Sie wohnt in Knayamazane, ihrer größten Gemeinde. Es liegt nahe an der Grenze zu Mozambique, eine große Location mit vielen Sprachen. Ich war dort bei der Ordination. Eine weitere Gemeinde ist in der Stadt Nelspruit, wo weniger aber gebildete wohlhabendere Menschen leben. Der dritte Ort ist ein kleines armes Dorf. Am meisten macht ihr Konfirmandenarbeit und Jugendarbeit Spaß. Die Jugendlichen haben einen guten Draht zu ihr, da besteht Vertrauen! Beim Kirchenvorstand hat sie Respekt für sich und ihre Ziele aufgebaut. Die größte Not: Aids und Geldmangel in der Kirche und sehr wenige Pastoren. Sie hat hohe Finanzvorgaben von der Leitung für ihr Kirchspiel. Wenn sie weniger Spenden "einnimmt", wird ihr Gehalt drastisch gekürzt. Das ist leider immer so. Soviel in Kürze. Januar 2009.

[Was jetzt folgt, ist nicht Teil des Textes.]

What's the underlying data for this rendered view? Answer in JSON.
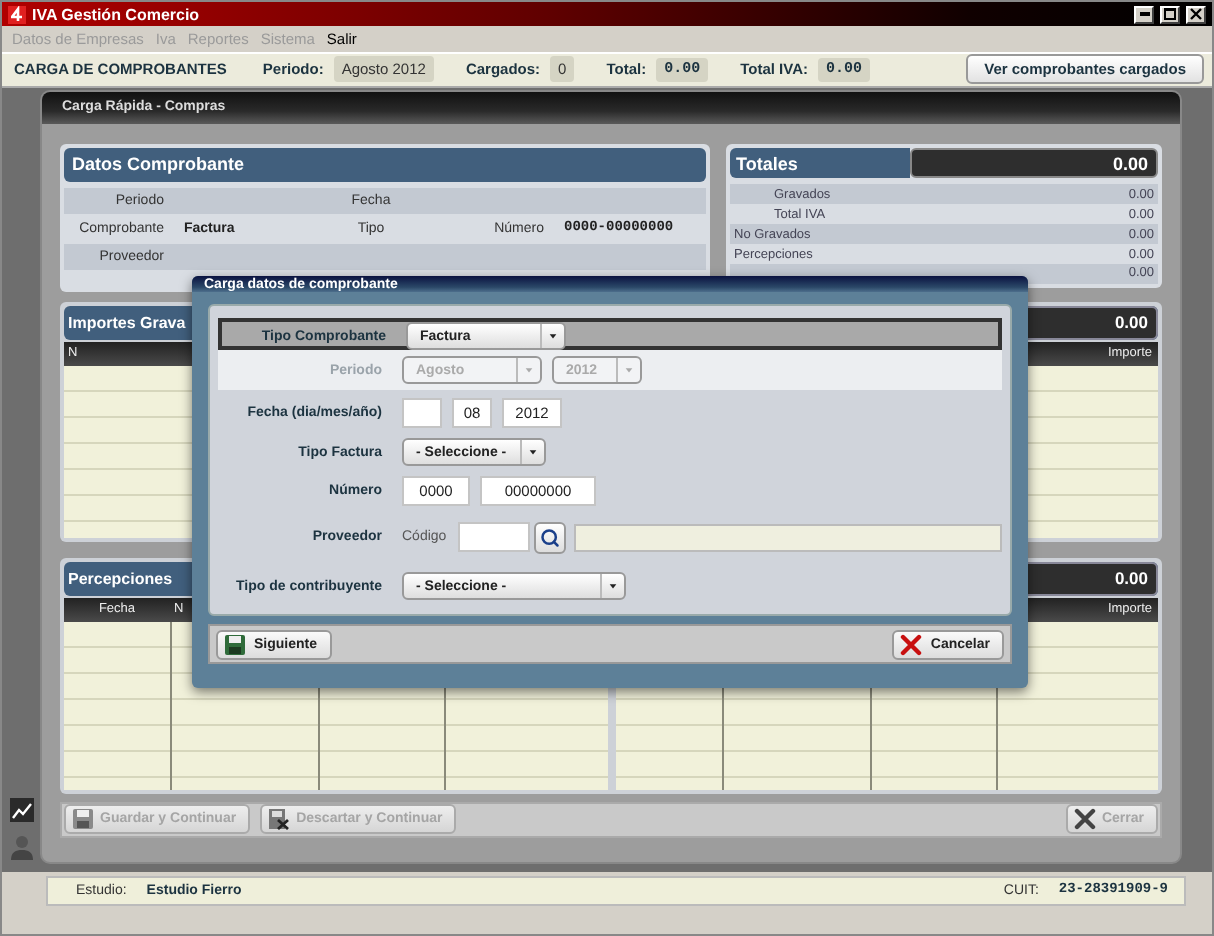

Seit 2003 studierte Nono in Pietermaritzburg Theologie. Nach der Schließung der lutherischen Ausbildungsseminare war dies die einzige Möglichkeit, Pastorin zu werden. Die Studiengebühren sind hoch, monatlich ca. 120 €- Geld, das ihre Familie nicht aufbringen konnte.

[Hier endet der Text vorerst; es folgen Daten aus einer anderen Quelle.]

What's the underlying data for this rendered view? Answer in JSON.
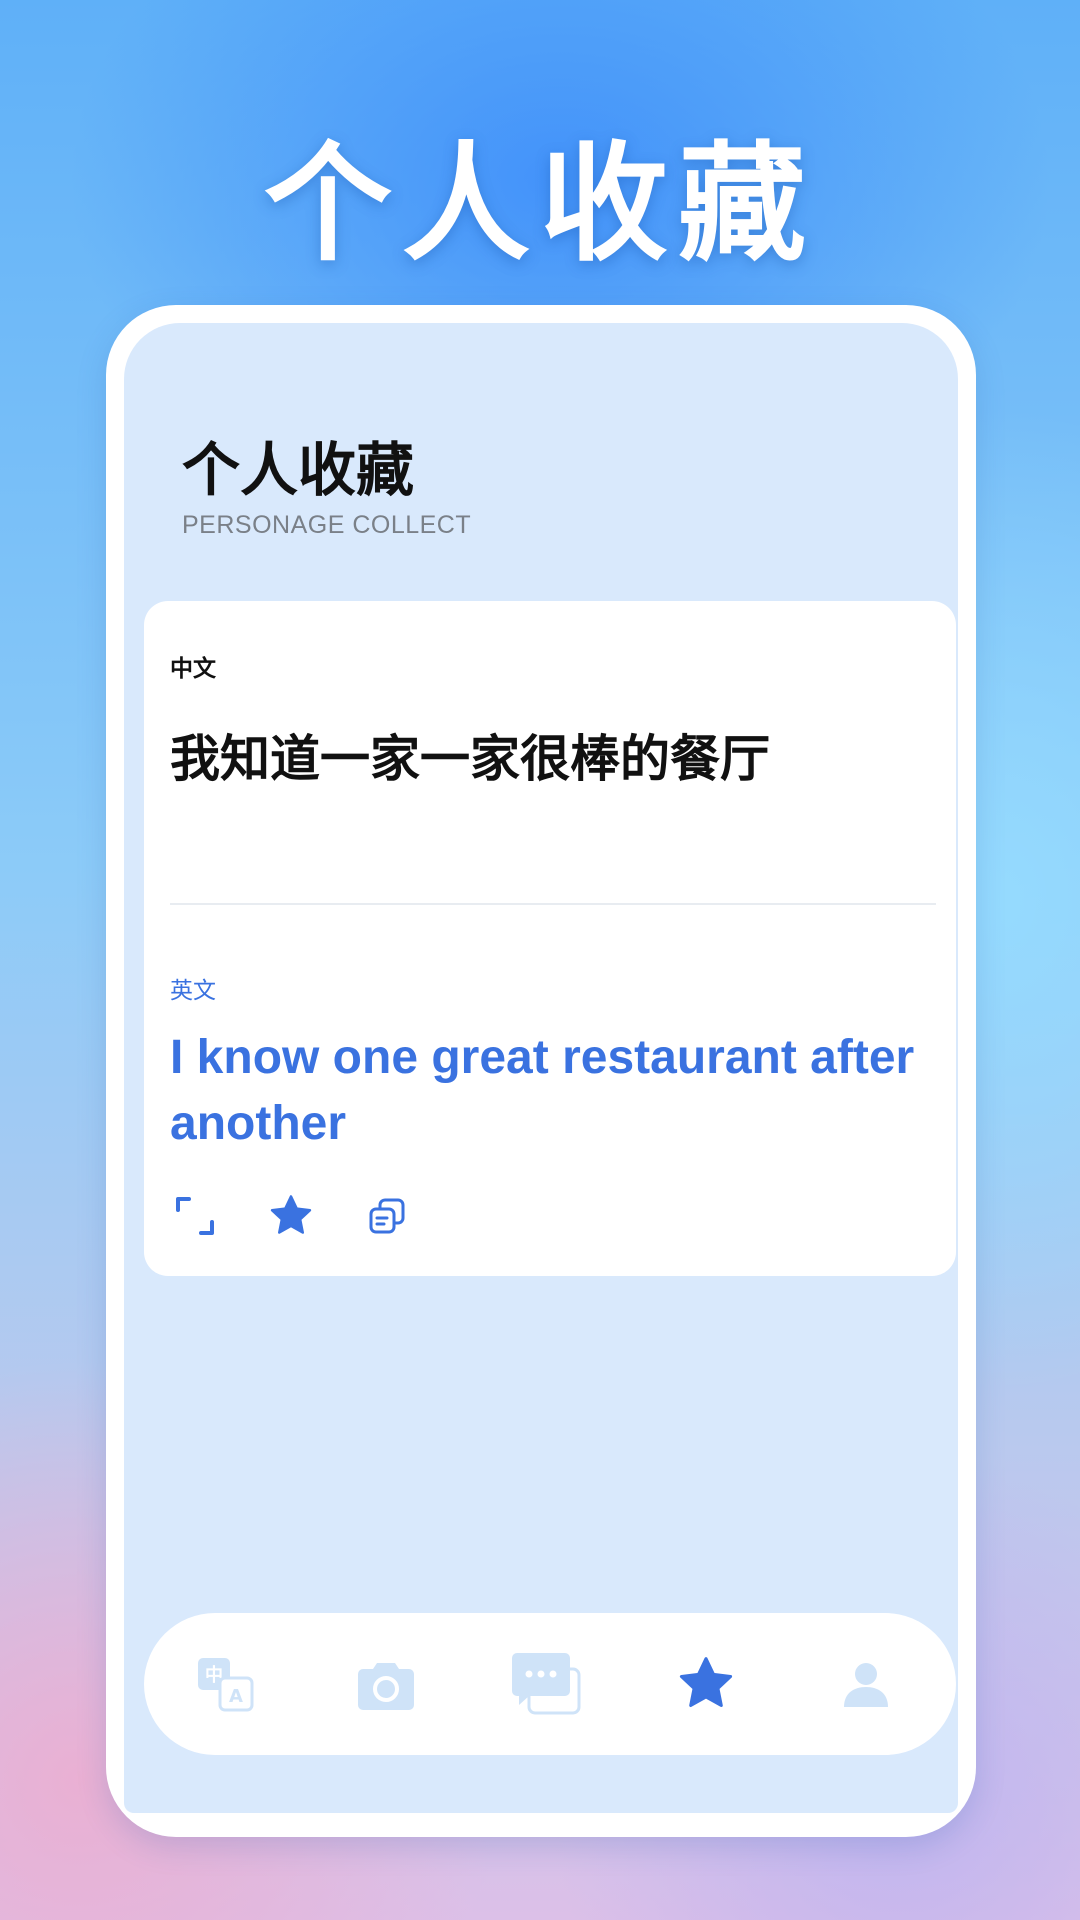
{
  "banner": {
    "title": "个人收藏"
  },
  "header": {
    "title": "个人收藏",
    "subtitle": "PERSONAGE COLLECT"
  },
  "card": {
    "source_lang": "中文",
    "source_text": "我知道一家一家很棒的餐厅",
    "target_lang": "英文",
    "target_text": "I know one great restaurant after another"
  },
  "actions": [
    "expand-icon",
    "star-icon",
    "copy-icon"
  ],
  "tabbar": {
    "items": [
      "translate-icon",
      "camera-icon",
      "chat-icon",
      "star-icon",
      "user-icon"
    ],
    "active_index": 3
  },
  "colors": {
    "accent": "#3a72e0",
    "inactive": "#cfe3f8",
    "screen_bg": "#d9e9fc"
  }
}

2004 schreibt sie: "Viele Menschen sagen mir, ich hätte die falsche berufliche Laufbahn gewählt. Denn als Pastorin in Südafrika ist der Verdienst nicht gesichert. Aber ich habe keine Karriere gewählt, sondern ich folge dem Ruf Gottes: einem großen Geschenk, das ich empfangen habe. Meine Entschlossenheit wird oft auf die Probe gestellt, wenn man mir sagt, dass der Weg der Christen ein sehr schwerer Weg ist. Dennoch möchte ich mich dieser Herausforderung stellen und den Menschen ein guter Hirte sein. Ich weiß, dass Gott mir auf meinem Weg immer zur Seite stehen wird. Denn Gott liebt die Menschen. Darum möchte ich Pastorin sein."

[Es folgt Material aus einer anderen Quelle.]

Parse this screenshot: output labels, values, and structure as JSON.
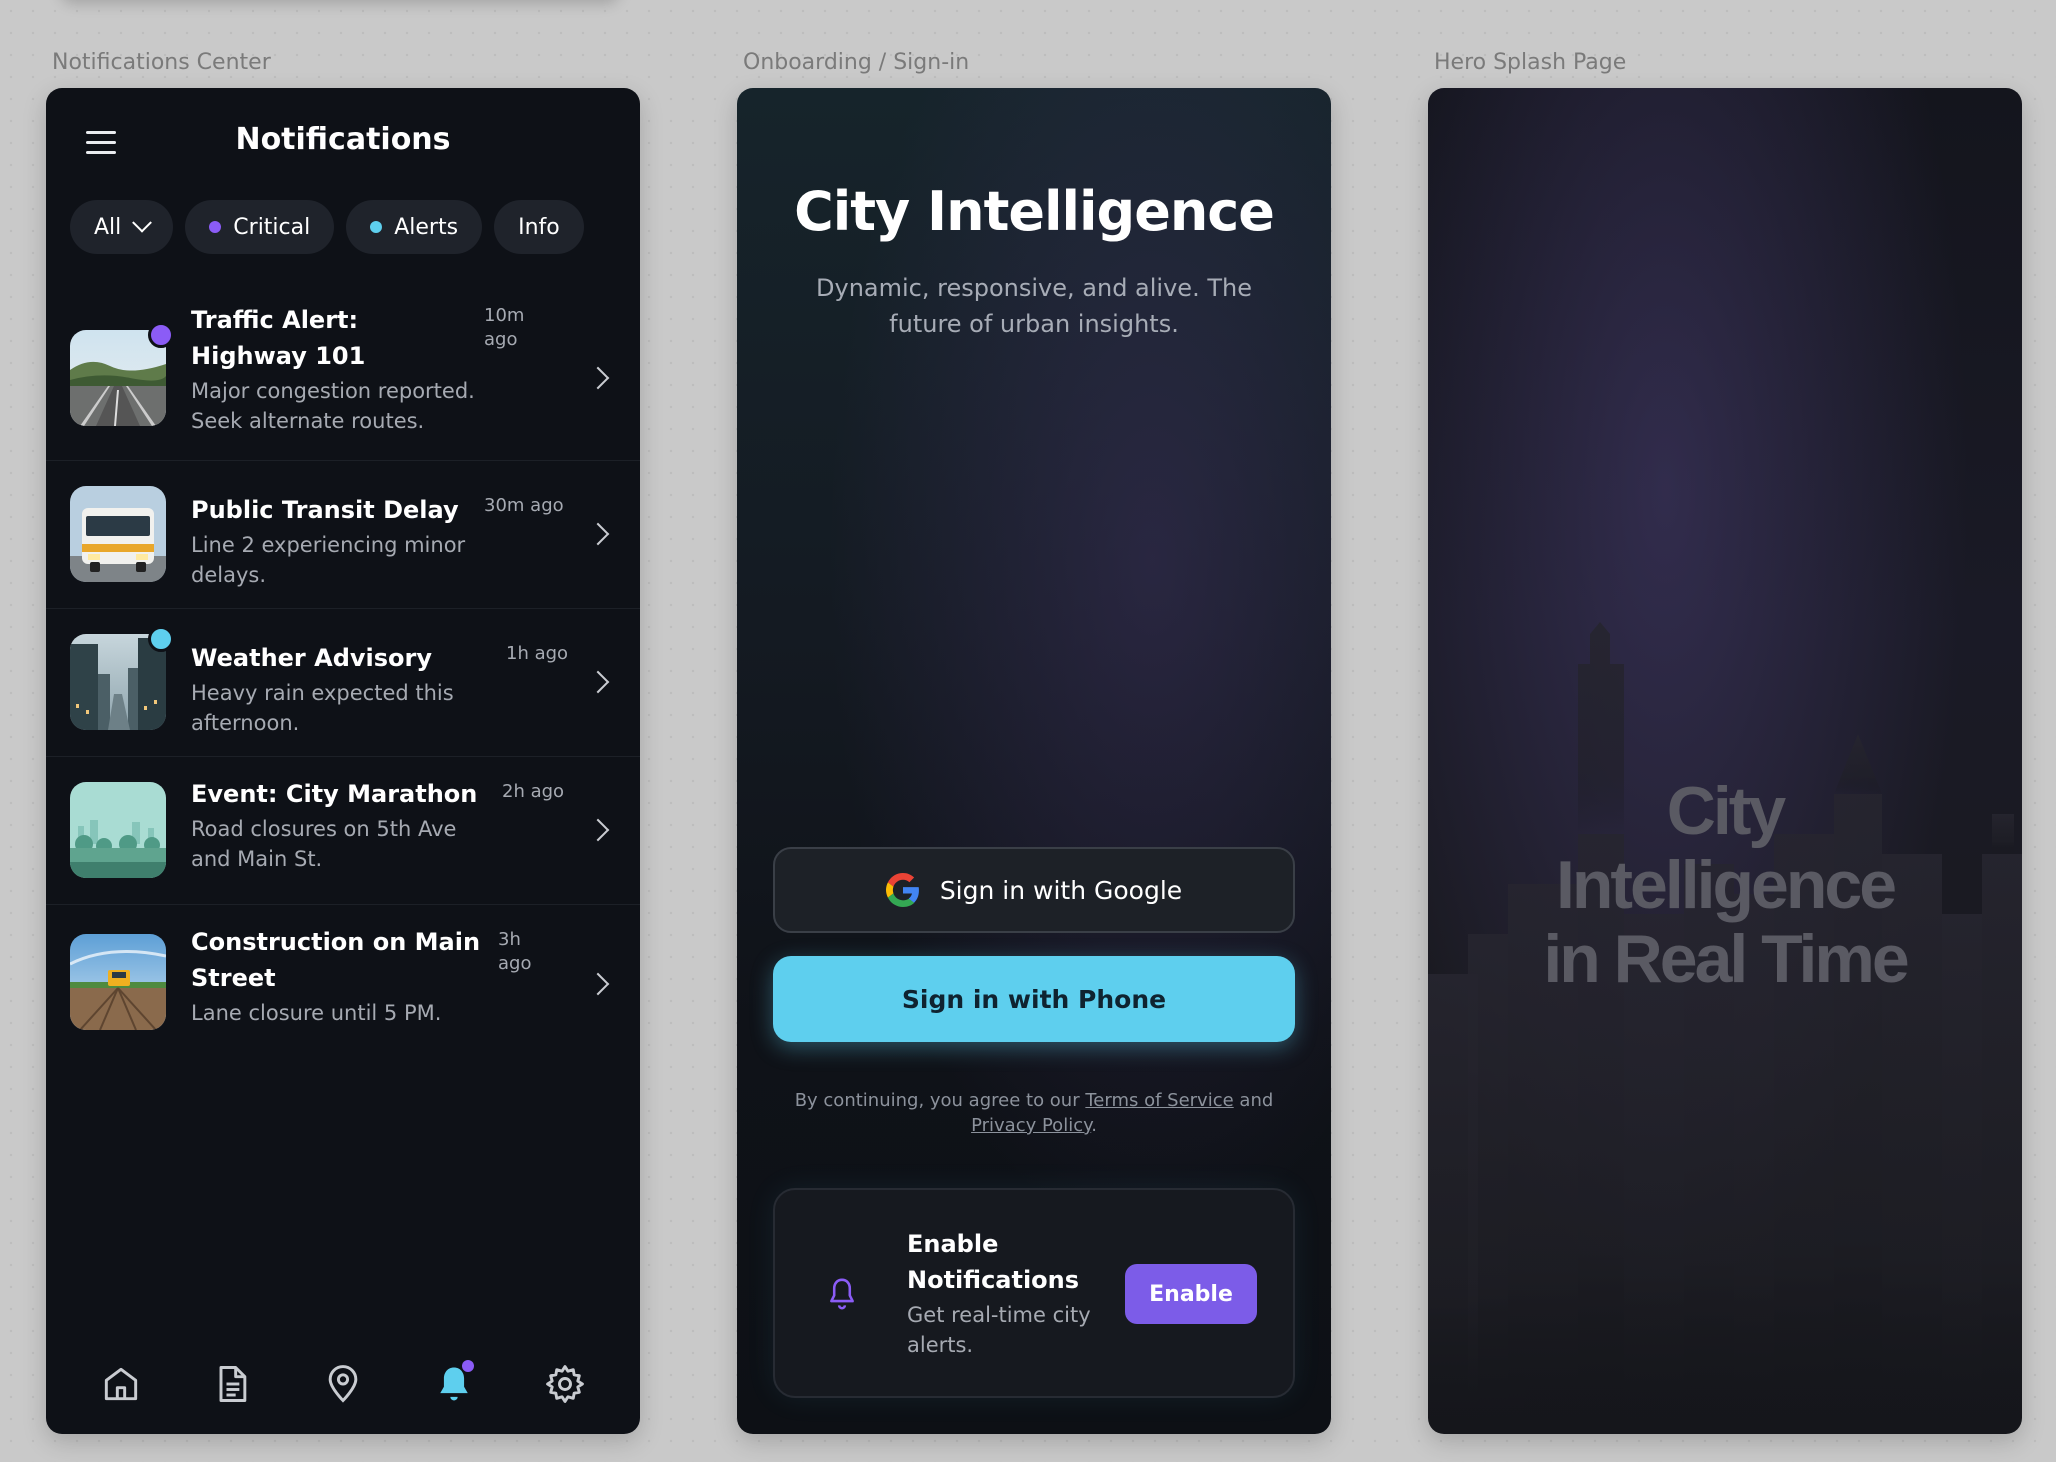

2006: Nono Monageng hat ihr theologisches Examen in Pietermaritzburg bestanden und ist nun "Bachelor of Theology". Wir hatten eine sehr schöne Examensfeier mit ihr bei uns in der Communität in Mafikeng. Wir feierten gleichzeitig Angelika Krugs Geburtstag. Beide zusammen zu befeiern ist bewegend: Vor 17 Jahren nämlich war Nono Konfirmandin in Khunotswane, wo Angelika ehrenamtlich den Unterricht gab! Nono ist damit nicht einmal Vikarin. Sie muß noch ein einjähriges Gemeindepraktikum machen, in dem sie noch auf unsere Unterstützung angewiesen ist. Das Praktikum macht sie in der Gemeinde Bobuampya. Deren Kirche wurde 1980 beim ersten Schaumburg-Lippischen Baueinsatz errichtet!